Ernest Hemingway once told a story to illustrate how popular the Spanish name Paco is. A father, he said, traveled to Madrid from the countryside to place an ad in the city paper. The ad read: "PACO, MEET ME AT THE PUEBLO INN. NOON WEDNESDAY. ALL IS FORGIVEN. PAPA." The next day the authorities had to muster the Civil Guard to disperse a mob of 800 young men who massed on the street in front of the inn.

So we stand at the front door of the inn, hoping against hope that we are forgiven. And the Gospel tells us that, yes, we are called by a Father who has been waiting for our return, and we are now brought in to be seated at the banquet table. And a ring is placed on our finger and a robe around our shoulder and sandals on our feet. The fatted calf is killed, the musicians are cutting loose, and the guests are getting on with some serious dancing. "The guests? What guests?" we ask, until we suddenly realize that all the other Pacos are there too, until we realize that Dad has welcomed every prodigal home from every far country in the world. Even from Moscow. Even from Washington and New York. Even from Baghdad. Even from Asia and Africa and Latin America. Even from that seamy side of town across the tracks.

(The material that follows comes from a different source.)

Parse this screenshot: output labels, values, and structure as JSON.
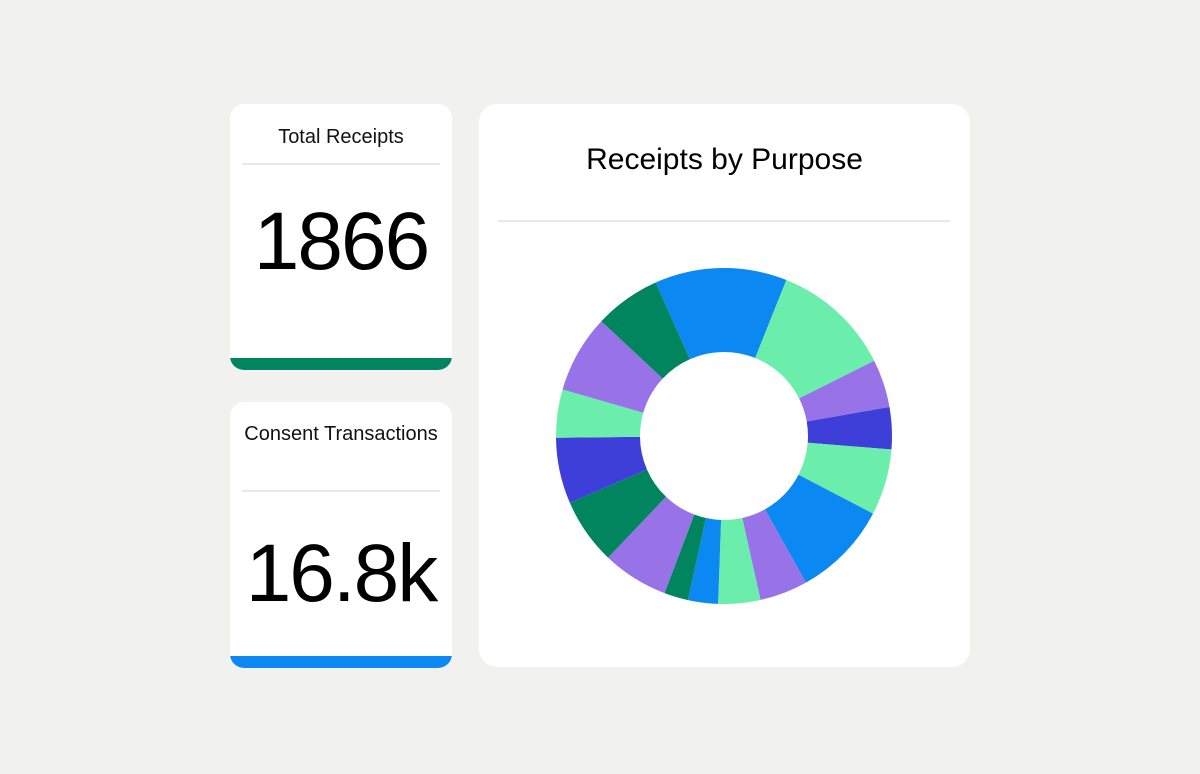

The great theologian of the past century, Karl Barth, summed it up this way: "Forgiveness precedes repentance." Grace precedes honesty. God's love for us is out in the world hunting for us before we ever open our eyes and hearts to the facts about our real condition, and that's what makes it possible for us to be honest with ourselves. That's what makes it possible for us to turn toward home.

Dust we are, and unto dust shall we return. The dust of which we're created is not significant in itself. It is significant because it points to the One beyond ourselves who created the dust and who, from the dust, created us. 

The cross of ashes traced on our brows on Ash Wednesday is not significant in itself. The cross of ashes fades or washes away. It is significant because it points to the truth about ourselves, and to the One beyond ourselves who loves us as we are. 

And the lives we live in repentance are significant because they mean we are living honestly, admitting the truth about ourselves. Admitting the truth to ourselves and to God, who already knows it anyway.

I invite you this Lent to find the time and quiet and humility to explore your secret life with God. Begin with the secret life about yourself, with the self you honestly know you really are. There, in secret, you will surely find pain and tears. You will find dust and a cross of ashes.

But you will also find God there. And God will reward you, as he rewarded Jesus before you, with the truth of Lent. He will reward you with the good news that being honest with ourselves and with God about who we really are is the beginning of resurrection life, the beginning of that life of love and significance that will never fade or wash away, because we know we are loved. That's what repentance means and is.

In the Name of God, Father, Son, and Holy Spirit. Amen.